Square Root (Integer)
Find the largest integer whose square is ≤ n:
fn sqrt_int(n: i32) -> i32 {
if n < 2 {
return n;
}
let mut left = 1;
let mut right = n / 2;
while left <= right {
let mid = left + (right - left) / 2;
let square = (mid as i64) * (mid as i64);
if square == n as i64 {
return mid;
} else if square < n as i64 {
left = mid + 1;
} else {
right = mid - 1;
}
}
right // Largest integer with square <= n
}
fn main() {
println!("{}", sqrt_int(8)); // 2
println!("{}", sqrt_int(16)); // 4
}
Search for Condition (Abstract Binary Search)
Binary search works for any monotonic condition:
fn binary_search_condition<F>(lo: i32, hi: i32, condition: F) -> i32
where
F: Fn(i32) -> bool,
{
// Find first value where condition is True
let mut lo = lo;
let mut hi = hi;
while lo < hi {
let mid = lo + (hi - lo) / 2;
if condition(mid) {
hi = mid;
} else {
lo = mid + 1;
}
}
lo
}
fn main() {
// Example: Find first number >= 100 where checking is expensive
let is_valid = |x: i32| x >= 100;
println!("{}", binary_search_condition(0, 1000, is_valid)); // 100
}
Minimum in Mountain Array
Mountain array: increases then decreases.

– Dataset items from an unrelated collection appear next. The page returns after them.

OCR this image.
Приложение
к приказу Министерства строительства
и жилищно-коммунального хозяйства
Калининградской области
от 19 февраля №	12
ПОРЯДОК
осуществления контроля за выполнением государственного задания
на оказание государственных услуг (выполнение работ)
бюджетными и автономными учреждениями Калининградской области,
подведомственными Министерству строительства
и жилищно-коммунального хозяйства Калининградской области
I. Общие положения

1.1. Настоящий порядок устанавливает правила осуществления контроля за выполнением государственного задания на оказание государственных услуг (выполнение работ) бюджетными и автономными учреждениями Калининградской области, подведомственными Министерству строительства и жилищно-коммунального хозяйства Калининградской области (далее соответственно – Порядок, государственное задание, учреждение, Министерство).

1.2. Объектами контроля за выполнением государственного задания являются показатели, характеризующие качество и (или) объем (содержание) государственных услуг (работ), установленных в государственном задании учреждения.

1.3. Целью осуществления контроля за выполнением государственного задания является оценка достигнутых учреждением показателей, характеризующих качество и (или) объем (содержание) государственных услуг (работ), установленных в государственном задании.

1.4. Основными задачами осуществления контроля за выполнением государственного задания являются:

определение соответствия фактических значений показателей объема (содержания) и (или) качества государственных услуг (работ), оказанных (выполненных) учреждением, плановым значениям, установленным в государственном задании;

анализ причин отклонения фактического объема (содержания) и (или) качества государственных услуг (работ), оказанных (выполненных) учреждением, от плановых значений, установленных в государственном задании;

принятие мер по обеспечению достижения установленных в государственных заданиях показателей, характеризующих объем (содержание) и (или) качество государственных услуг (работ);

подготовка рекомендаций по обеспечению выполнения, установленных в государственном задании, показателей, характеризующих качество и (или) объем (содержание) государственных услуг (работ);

Find the peak:
fn peak_index_in_mountain(arr: &[i32]) -> usize {
let mut left = 0;
let mut right = arr.len() - 1;
while left < right {
let mid = left + (right - left) / 2;
if arr[mid] < arr[mid + 1] {
left = mid + 1;
} else {
right = mid;
}
}
left
}
fn main() {
println!("{}", peak_index_in_mountain(&vec![0, 2, 1, 0])); // 1
println!("{}", peak_index_in_mountain(&vec![0, 10, 5, 2])); // 1
}
Capacity to Ship Packages
Given package weights and days, find minimum ship capacity:
fn ship_within_days(weights: &[i32], days: i32) -> i32 {
fn can_ship(weights: &[i32], capacity: i32, days: i32) -> bool {
let mut current_load = 0;
let mut days_needed = 1;
for &weight in weights {
if current_load + weight > capacity {
days_needed += 1;
current_load = weight;
} else {
current_load += weight;
}
}
days_needed <= days
}
let mut left = *weights.iter().max().unwrap(); // Must hold largest package
let mut right: i32 = weights.iter().sum(); // Ship all in one day
while left < right {
let mid = left + (right - left) / 2;
if can_ship(weights, mid, days) {
right = mid;
} else {
left = mid + 1;
}
}
left
}
fn main() {
let weights = vec![1, 2, 3, 4, 5, 6, 7, 8, 9, 10];
println!("{}", ship_within_days(&weights, 5)); // 15
}
Template Summary
| Problem Type | Condition | Move left/right | |--------------|-----------|-----------------| | Exact match | arr[mid] == target | found | | Lower bound | arr[mid] < target | left = mid + 1 | | Upper bound | arr[mid] <= target | left = mid + 1 | | First True | condition(mid) | right = mid | | Last True | condition(mid) | left = mid + 1 |
Key Takeaways
- Lower bound: first index >= target
- Upper bound: first index > target
- For duplicates: use lower/upper bounds to find range
- Rotated arrays: check which half is sorted
- Binary search works on any monotonic condition
- Many optimization problems can be solved with binary search on the answer
Master these patterns and you'll recognize when binary search applies to seemingly unrelated problems. The key insight: if you can define a condition that changes from false to true (or vice versa) at some point, binary search can find that boundary efficiently.